Stevie Nicks Said Tom Petty’s Wives and Daughters Made Him More Empathetic
Tom Petty and Stevie Nicks were close friends for decades, and she knew him better than most. Nicks gave insight into her longtime friend’s personality and his ability to write empathetic music. She expressed her belief that Petty’s capacity for empathy was due in part to his two wives and daughters. She explained the impact they had on him and his music.
The musician was married twice and had two daughters
Petty met his first wife, Jane Benyo, in his hometown of Gainesville, Florida. The pair had been dating for a while when Petty decided to move to California to pursue a career in music.
“We’d been going out for a while, didn’t officially live together, but I spent a lot of time at her apartment,” Petty said in the book Petty: The Biography by Warren Zanes. “She shared a place with Jim Lenahan’s girlfriend, Alice, who would later become his wife. And we got along good, but she was adamant that we get married before we leave.”

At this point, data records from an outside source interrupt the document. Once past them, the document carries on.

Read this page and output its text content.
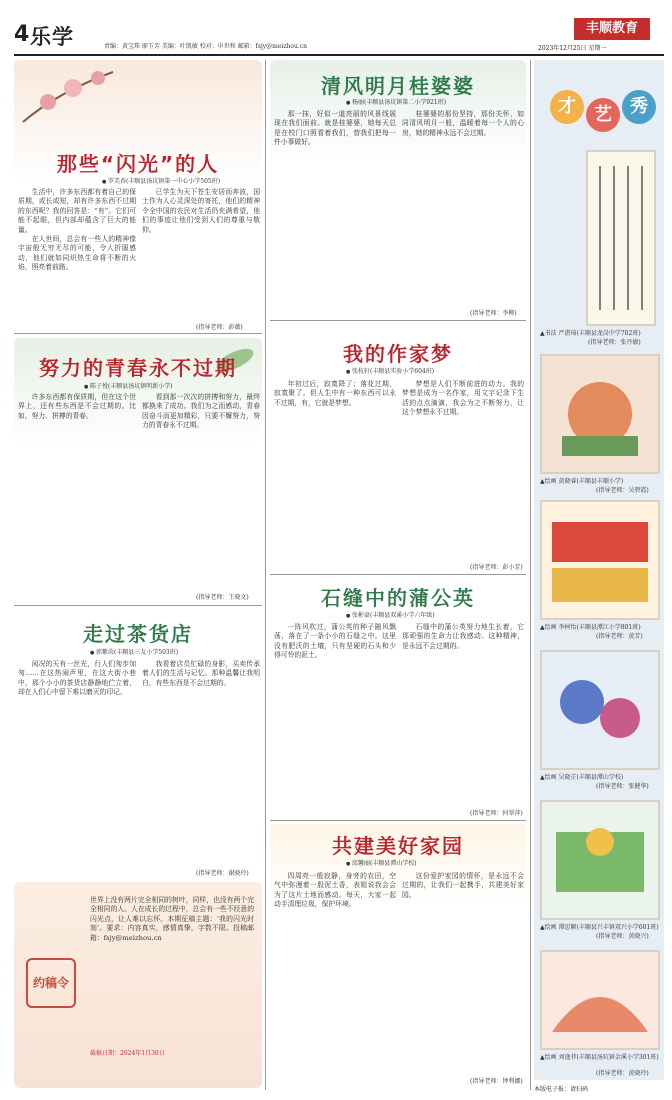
4 乐学	责编：黄宝珠 廖玉芳 美编：叶凯敏 校对：申世和 邮箱：fsjy@meizhou.cn
丰顺教育
2023年12月25日 星期一
那些“闪光”的人
● 罗美杏(丰顺县汤坑镇第一中心小学505班)

生活中，许多东西都有着自己的保质期，或长或短，却有许多东西不过期的东西呢？我的回答是：“有”。它们可能不起眼，但内部却蕴含了巨大的能量。

在人世间，总会有一些人的精神像宇宙般无穷无尽的可能，令人折服感动，他们就如同炽热生命将不断的火焰，照亮着前路。

已学生为天下苍生安居而奔波，国土作为人心灵深处的寄托，他们的精神令全中国的农民对生活仍充满希望，他们的事迹让他们受到人们的尊重与敬仰。

(指导老师：彭薇)
努力的青春永不过期
● 陈子悦(丰顺县汤坑镇明新小学)

许多东西都有保质期，但在这个世界上，还有些东西是不会过期的。比如，努力、拼搏的青春。

看到那一次次的拼搏和努力，最终都换来了成功。我们为之而感动，青春因奋斗而更加精彩，只要不懈努力，努力的青春永不过期。

(指导老师：王晓文)
走过茶货店
● 郭紫茵(丰顺县三友小学503班)

闲况的天有一丝光，行人们匆步加匆……在这热闹声里，在这大街小巷中，那个小小的茶货店静静地伫立着，却在人们心中留下难以磨灭的印记。

我看着店员忙碌的身影，买卖传承着人们的生活与记忆。那种温馨让我明白，有些东西是不会过期的。

(指导老师：谢晓玲)
约稿令
世界上没有两片完全相同的树叶，同样，也没有两个完全相同的人。人在成长的过程中，总会有一些不经意的闪光点，让人难以忘怀。本期征稿主题：‘我的闪光时刻’。要求：内容真实，感情真挚，字数不限。投稿邮箱：fsjy@meizhou.cn
截稿日期：2024年1月30日
清风明月桂婆婆
● 杨丽(丰顺县汤坑镇第二小学921班)

那一抹，好似一道亮丽的风景线展现在我们面前。就是桂婆婆，她每天总是在校门口照看着我们，替我们把每一件小事做好。

桂婆婆的那份坚持，那份关怀，如同清风明月一般，温暖着每一个人的心房，她的精神永远不会过期。

(指导老师：李柳)
我的作家梦
● 张杭轩(丰顺县实验小学604班)

年初过后，寂寞降了；落花过期，寂寞聚了。但人生中有一种东西可以永不过期，有，它就是梦想。

梦想是人们不断前进的动力。我的梦想是成为一名作家，用文字记录下生活的点点滴滴，我会为之不断努力，让这个梦想永不过期。

(指导老师：彭小芳)
石缝中的蒲公英
● 张彬豪(丰顺县双溪小学六年级)

一阵风吹过，蒲公英的种子随风飘荡，落在了一条小小的石缝之中。这里没有肥沃的土壤，只有坚硬的石头和少得可怜的泥土。

石缝中的蒲公英努力地生长着，它那顽强的生命力让我感动。这种精神，是永远不会过期的。

(指导老师：何翠萍)
共建美好家园
● 邱馨丽(丰顺县潭山学校)

四周亮一般寂静，身旁的农田，空气中弥漫着一股泥土香，表姐说我会会为了这片土地而感动。每天，大家一起动手清理垃圾，保护环境。

这份爱护家园的情怀，是永远不会过期的，让我们一起携手，共建美好家园。

(指导老师：钟利娜)
才	艺	秀
▲书法 严湛琦(丰顺县龙岗中学702班)
(指导老师：张丹敏)
▲绘画 黄晓睿(丰顺县丰顺小学)
(指导老师：吴碧霞)
▲绘画 李柯怡(丰顺县潭江小学801班)
(指导老师：黄芳)
▲绘画 吴晓芷(丰顺县潭山学校)
(指导老师：张健华)
▲绘画 谭思颖(丰顺县兴丰镇双兴小学601班)
(指导老师：黄晓兴)
▲绘画 刘逸菲(丰顺县汤坑镇金溪小学301班)
(指导老师：黄晓玲)
本版电子报：请扫码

Petty was hesitant, but he ultimately went ahead with the marriage. The couple had two daughters together and remained married until 1996. In 2001, he married Dana York, with whom he remained until his death in 2017.
“Tom built something really good with Dana out of a period that was really unhappy, really hard,” his bandmate Benmont Tench said. “And I think it was a fight to build it. But against a lot of bad odds, they created something really, really beautiful.”
Stevie Nicks said the women in Tom Petty’s life made him more empathetic
When reflecting on her relationship with Petty after his death, Nicks addressed Petty’s songwriting ability. An interviewer with Rolling Stone asked Nicks how Petty, who “came out of a macho Florida culture and was the leader of a band that was almost like a gang,” could “write about women with frank but affectionate empathy.”
“He had two daughters. He had two amazing loves [Petty’s first wife Jane; his second wife Dana, whom he married in 2001],” Nicks said. “He was surrounded by really strong women. The women around him pretty much went their own way, and he was good with that.”
She said that this empathetic side of Petty helped him give good advice.
“He gave me a lot of advice about stuff,” she said. “He was the kind of person who said, ‘Here’s my advice. If you take it, great. If you don’t, that’s fine too.’ He was never going to shake a finger in your face and make you feel bad if you didn’t take his advice.”
Stevie Nicks counted Tom Petty as one of her closest friends
Petty and Nicks met while working on Nicks’ debut solo album, Bella Donna. According to Zanes, “Nicks would finally be one of the few human constants in his life outside of his band, management, and crew.”
Nicks said that it would be difficult to recover from Petty’s death. She explained that she didn’t even want to talk about him in the past tense.
“Even when I talk about him now onstage, I talk about him like he is not dead — because I don’t want him to be dead,” she told NPR. “So I talk to him like he’s still down the street and I can, like, pick up the phone and call him.”